The OP answer reads to me like a very polite and indirect way of saying "partially self-inflicted pointless busywork".
Speaking of what many consider classic investment banking, or Mergers & Acquisitions: - Senior People (Managing Directors and Senior VPs) meet with clients during the day, figure out what to pitch, and what deals need to be done. - Mid-level Managers (VPs) divide up the work ("create this pitchbook", "model this stock price", "come up with values of comparable companies"), do some of it themselves, assign work out, and check it. - Low level folks (Analysts & Associates) spend a lot of time waiting for work, and then execute it until it's done. - Interns try to impress that they have the stamina to get a lot of work done.

There's a lot of waiting implied in this for the juniors that are doing 100 hour weeks. For up to half the day they're goofing off, surfing the net, and looking busy. Then they crunch spreadsheets, and write pitch books.

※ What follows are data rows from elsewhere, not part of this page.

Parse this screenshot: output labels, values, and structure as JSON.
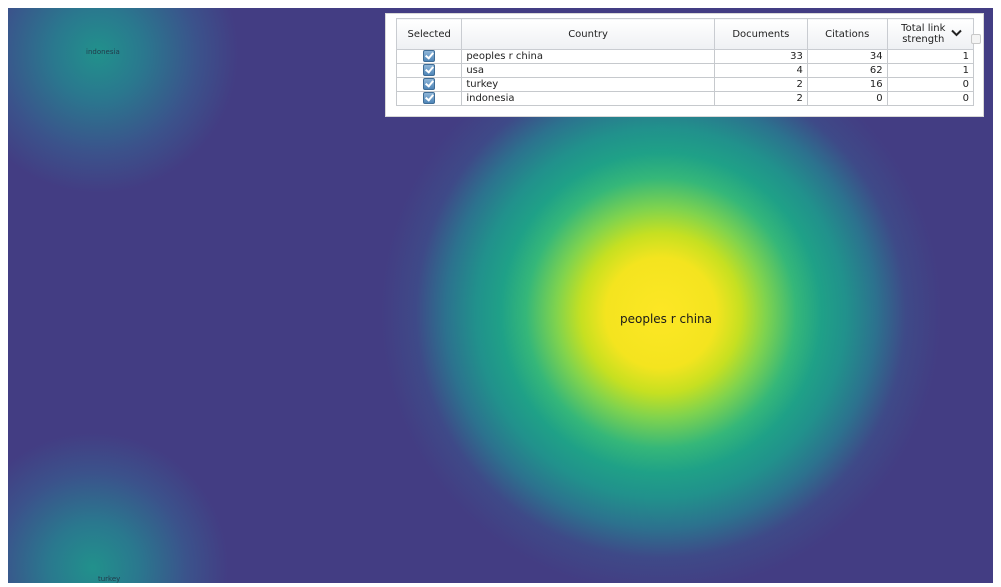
{
  "map": {
    "labels": {
      "china": "peoples r china",
      "indonesia": "indonesia",
      "turkey": "turkey"
    },
    "colors": {
      "background": "#433d83",
      "hotspot_center": "#fde725",
      "hotspot_mid": "#35b779",
      "hotspot_edge": "#21918c"
    }
  },
  "table": {
    "headers": {
      "selected": "Selected",
      "country": "Country",
      "documents": "Documents",
      "citations": "Citations",
      "total_link_strength": "Total link strength"
    },
    "sort_icon": "chevron-down-icon",
    "rows": [
      {
        "selected": true,
        "country": "peoples r china",
        "documents": "33",
        "citations": "34",
        "total_link_strength": "1"
      },
      {
        "selected": true,
        "country": "usa",
        "documents": "4",
        "citations": "62",
        "total_link_strength": "1"
      },
      {
        "selected": true,
        "country": "turkey",
        "documents": "2",
        "citations": "16",
        "total_link_strength": "0"
      },
      {
        "selected": true,
        "country": "indonesia",
        "documents": "2",
        "citations": "0",
        "total_link_strength": "0"
      }
    ]
  }
}
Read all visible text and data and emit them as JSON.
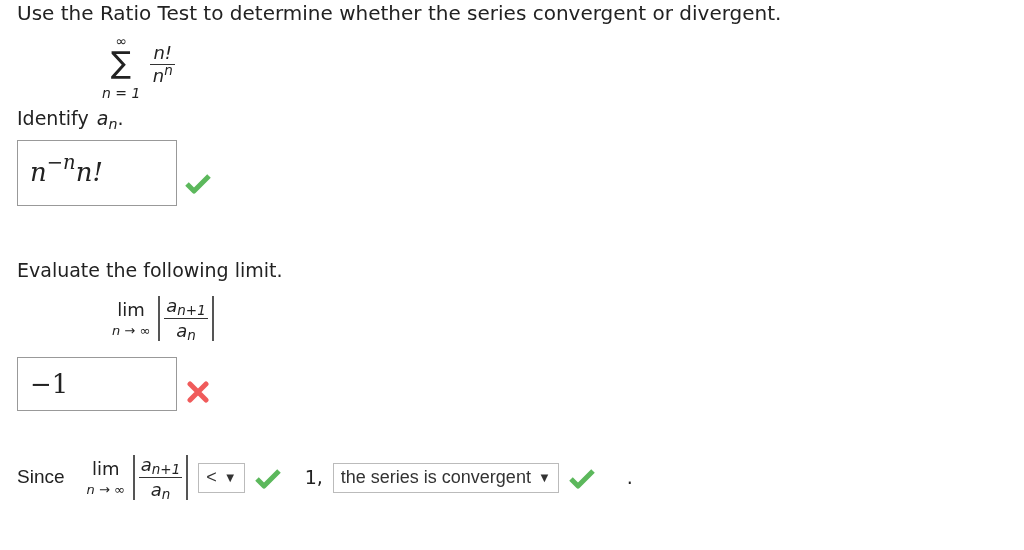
{
  "prompt": "Use the Ratio Test to determine whether the series convergent or divergent.",
  "series": {
    "upper": "∞",
    "sigma": "∑",
    "lower": "n = 1",
    "numerator": "n!",
    "denominator": "n$^{n}$"
  },
  "part_a": {
    "label": "Identify",
    "symbol": "a$_{n}$",
    "period": ".",
    "answer": "n$^{−n}$n!",
    "correct": true
  },
  "part_b": {
    "label": "Evaluate the following limit.",
    "limit": {
      "lim": "lim",
      "under": "n → ∞",
      "numerator": "a$_{n+1}$",
      "denominator": "a$_{n}$"
    },
    "answer": "−1",
    "correct": false
  },
  "conclusion": {
    "since": "Since",
    "limit": {
      "lim": "lim",
      "under": "n → ∞",
      "numerator": "a$_{n+1}$",
      "denominator": "a$_{n}$"
    },
    "comparison": {
      "value": "<",
      "arrow": "▼",
      "correct": true
    },
    "bound": "1,",
    "verdict": {
      "value": "the series is convergent",
      "arrow": "▼",
      "correct": true
    },
    "period": "."
  }
}
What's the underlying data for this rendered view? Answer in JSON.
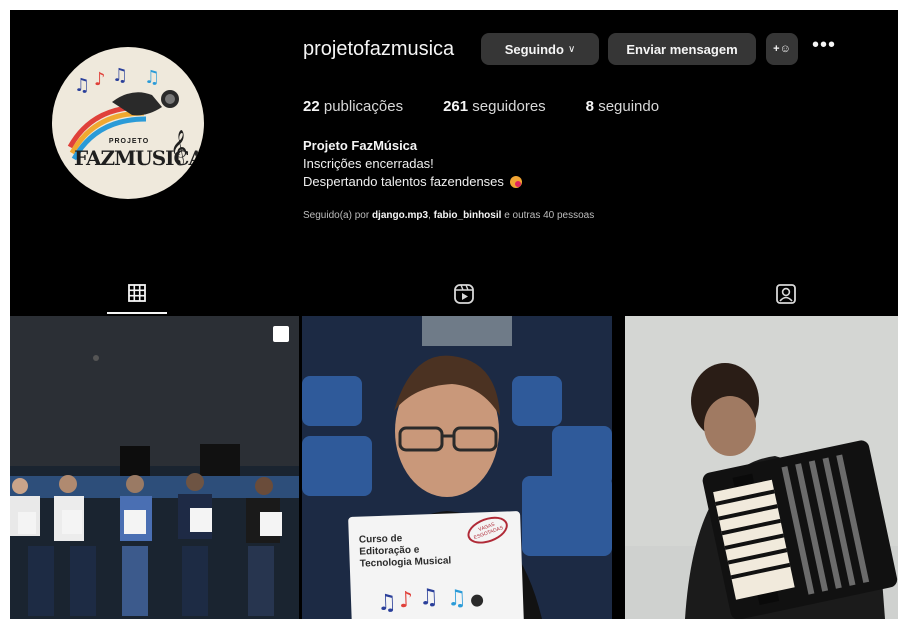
{
  "profile": {
    "username": "projetofazmusica",
    "logo_line1": "PROJETO",
    "logo_line2": "FAZMUSICA",
    "avatar_icon": "logo-music-notes-microphone",
    "follow_button": "Seguindo",
    "follow_chevron": "∨",
    "message_button": "Enviar mensagem",
    "add_user_icon": "add-person-icon",
    "add_user_glyph": "+☺",
    "more_icon": "more-options-icon",
    "more_glyph": "•••",
    "stats": {
      "posts_count": "22",
      "posts_label": "publicações",
      "followers_count": "261",
      "followers_label": "seguidores",
      "following_count": "8",
      "following_label": "seguindo"
    },
    "bio": {
      "name": "Projeto FazMúsica",
      "line1": "Inscrições encerradas!",
      "line2": "Despertando talentos fazendenses"
    },
    "followed_by": {
      "prefix": "Seguido(a) por",
      "user1": "django.mp3",
      "sep": ",",
      "user2": "fabio_binhosil",
      "suffix": "e outras 40 pessoas"
    }
  },
  "tabs": [
    {
      "name": "posts",
      "icon": "grid-icon",
      "active": true
    },
    {
      "name": "reels",
      "icon": "reels-icon",
      "active": false
    },
    {
      "name": "tagged",
      "icon": "tagged-icon",
      "active": false
    }
  ],
  "posts": [
    {
      "multi": true
    },
    {
      "book_title": "Curso de\nEditoração e\nTecnologia Musical",
      "stamp": "VAGAS ESGOTADAS"
    },
    {}
  ],
  "colors": {
    "background": "#000000",
    "button": "#363636",
    "text": "#f5f5f5",
    "secondary": "#bdbdbd"
  }
}
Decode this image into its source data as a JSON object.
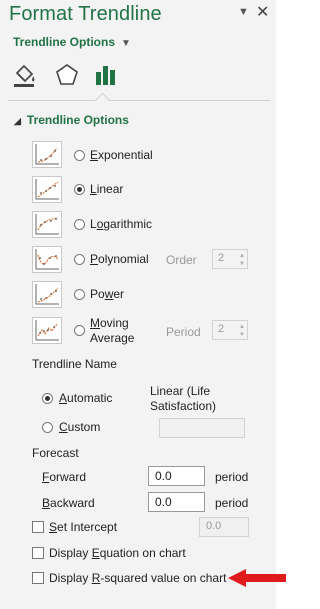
{
  "pane": {
    "title": "Format Trendline",
    "pin_icon": "pin-dropdown-icon",
    "close_icon": "close-icon",
    "options_dropdown": "Trendline Options"
  },
  "tabs": [
    {
      "name": "Fill & Line",
      "icon": "paint-bucket-icon"
    },
    {
      "name": "Effects",
      "icon": "pentagon-icon"
    },
    {
      "name": "Trendline Options",
      "icon": "bar-chart-icon",
      "active": true
    }
  ],
  "section": {
    "header": "Trendline Options",
    "types": [
      {
        "key": "E",
        "rest": "xponential",
        "selected": false
      },
      {
        "key": "L",
        "rest": "inear",
        "selected": true
      },
      {
        "pre": "L",
        "key": "o",
        "rest": "garithmic",
        "selected": false
      },
      {
        "key": "P",
        "rest": "olynomial",
        "selected": false,
        "param_label": "Order",
        "param_value": "2"
      },
      {
        "pre": "Po",
        "key": "w",
        "rest": "er",
        "selected": false
      },
      {
        "key": "M",
        "rest": "oving",
        "line2": "Average",
        "selected": false,
        "param_label": "Period",
        "param_value": "2"
      }
    ],
    "trendline_name": {
      "label": "Trendline Name",
      "automatic": {
        "key": "A",
        "rest": "utomatic",
        "selected": true,
        "value": "Linear (Life Satisfaction)"
      },
      "custom": {
        "key": "C",
        "rest": "ustom",
        "selected": false,
        "value": ""
      }
    },
    "forecast": {
      "label": "Forecast",
      "forward": {
        "key": "F",
        "rest": "orward",
        "value": "0.0",
        "unit": "period"
      },
      "backward": {
        "key": "B",
        "rest": "ackward",
        "value": "0.0",
        "unit": "period"
      }
    },
    "set_intercept": {
      "key": "S",
      "rest": "et Intercept",
      "checked": false,
      "value": "0.0"
    },
    "display_equation": {
      "pre": "Display ",
      "key": "E",
      "rest": "quation on chart",
      "checked": false
    },
    "display_rsquared": {
      "pre": "Display ",
      "key": "R",
      "rest": "-squared value on chart",
      "checked": false
    }
  },
  "colors": {
    "accent_green": "#217346",
    "annotation_arrow": "#e01b1b",
    "pane_bg": "#f3f3f3"
  }
}
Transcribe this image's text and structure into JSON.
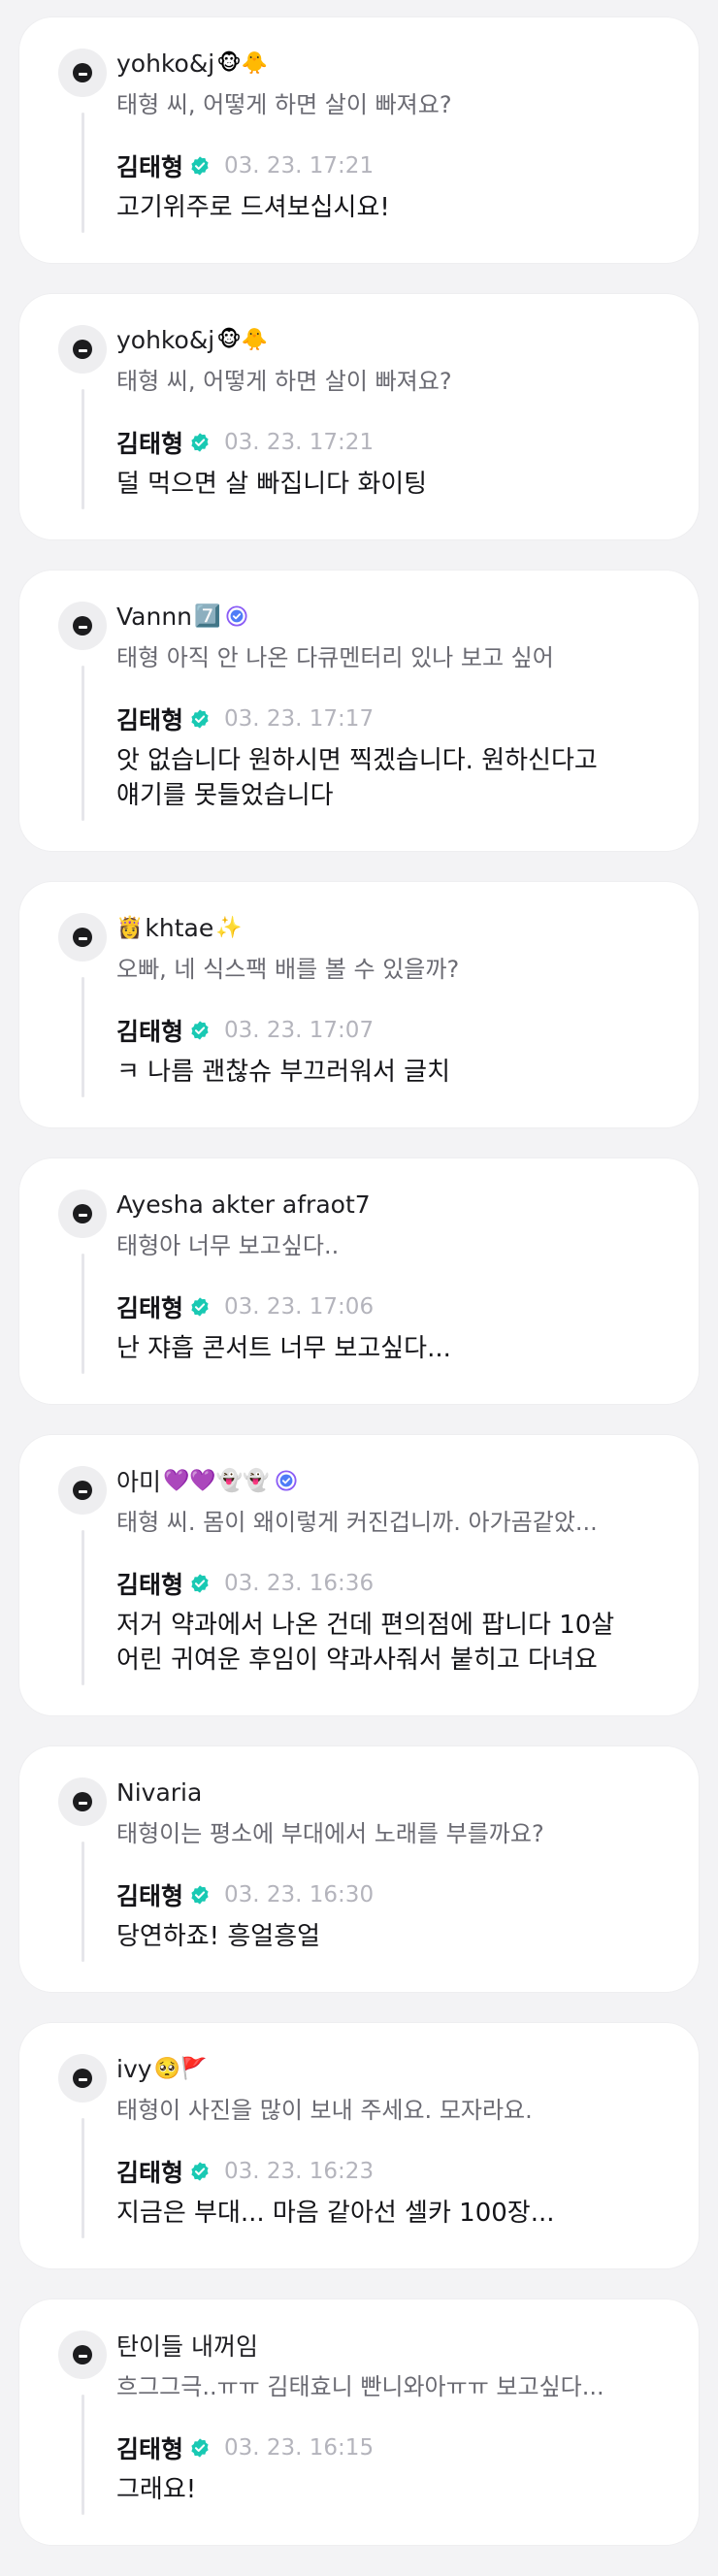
{
  "artist": "김태형",
  "threads": [
    {
      "fan_name": "yohko&j",
      "fan_emoji": "🐵🐥",
      "fan_verified": false,
      "fan_message": "태형 씨, 어떻게 하면 살이 빠져요?",
      "reply_time": "03. 23. 17:21",
      "reply_lines": [
        "고기위주로 드셔보십시요!"
      ]
    },
    {
      "fan_name": "yohko&j",
      "fan_emoji": "🐵🐥",
      "fan_verified": false,
      "fan_message": "태형 씨, 어떻게 하면 살이 빠져요?",
      "reply_time": "03. 23. 17:21",
      "reply_lines": [
        "덜 먹으면 살 빠집니다 화이팅"
      ]
    },
    {
      "fan_name": "Vannn",
      "fan_emoji": "7️⃣",
      "fan_verified": true,
      "fan_message": "태형 아직 안 나온 다큐멘터리 있나 보고 싶어",
      "reply_time": "03. 23. 17:17",
      "reply_lines": [
        "앗 없습니다 원하시면 찍겠습니다. 원하신다고",
        "얘기를 못들었습니다"
      ]
    },
    {
      "fan_name": "khtae",
      "fan_emoji_before": "👸",
      "fan_emoji": "✨",
      "fan_verified": false,
      "fan_message": "오빠, 네 식스팩 배를 볼 수 있을까?",
      "reply_time": "03. 23. 17:07",
      "reply_lines": [
        "ㅋ 나름 괜찮슈 부끄러워서 글치"
      ]
    },
    {
      "fan_name": "Ayesha akter afraot7",
      "fan_emoji": "",
      "fan_verified": false,
      "fan_message": "태형아 너무 보고싶다..",
      "reply_time": "03. 23. 17:06",
      "reply_lines": [
        "난 쟈흡 콘서트 너무 보고싶다..."
      ]
    },
    {
      "fan_name": "아미",
      "fan_emoji": "💜💜👻👻",
      "fan_verified": true,
      "fan_message": "태형 씨. 몸이 왜이렇게 커진겁니까. 아가곰같았...",
      "reply_time": "03. 23. 16:36",
      "reply_lines": [
        "저거 약과에서 나온 건데 편의점에 팝니다 10살",
        "어린 귀여운 후임이 약과사줘서 붙히고 다녀요"
      ]
    },
    {
      "fan_name": "Nivaria",
      "fan_emoji": "",
      "fan_verified": false,
      "fan_message": "태형이는 평소에 부대에서 노래를 부를까요?",
      "reply_time": "03. 23. 16:30",
      "reply_lines": [
        "당연하죠! 흥얼흥얼"
      ]
    },
    {
      "fan_name": "ivy",
      "fan_emoji": "🥺🚩",
      "fan_verified": false,
      "fan_message": "태형이 사진을 많이 보내 주세요. 모자라요.",
      "reply_time": "03. 23. 16:23",
      "reply_lines": [
        "지금은 부대... 마음 같아선 셀카 100장..."
      ]
    },
    {
      "fan_name": "탄이들 내꺼임",
      "fan_emoji": "",
      "fan_verified": false,
      "fan_message": "흐그그극..ㅠㅠ 김태효니 빤니와아ㅠㅠ 보고싶다...",
      "reply_time": "03. 23. 16:15",
      "reply_lines": [
        "그래요!"
      ]
    }
  ]
}
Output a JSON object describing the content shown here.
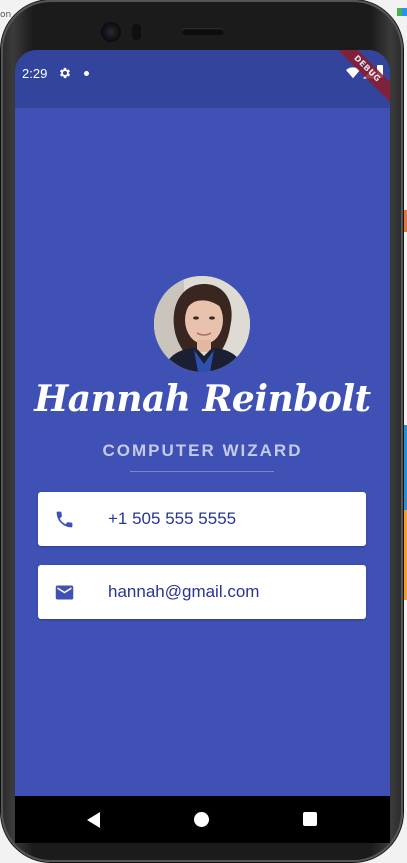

Other divisions have similar hierarchies, but a little less busywork. Research spends a lot of time writing models and coming up with research papers, pitching trade ideas.

In trading, the hours aren't necessarily that bad, though they can be for juniors. Trading hours are 8-10 hours a day, but the jobs are hard to get so juniors spend a lot of time trying to look and impress.

I can only imagine they are like programmers, except instead of developing code they are developing models on which to base decisions.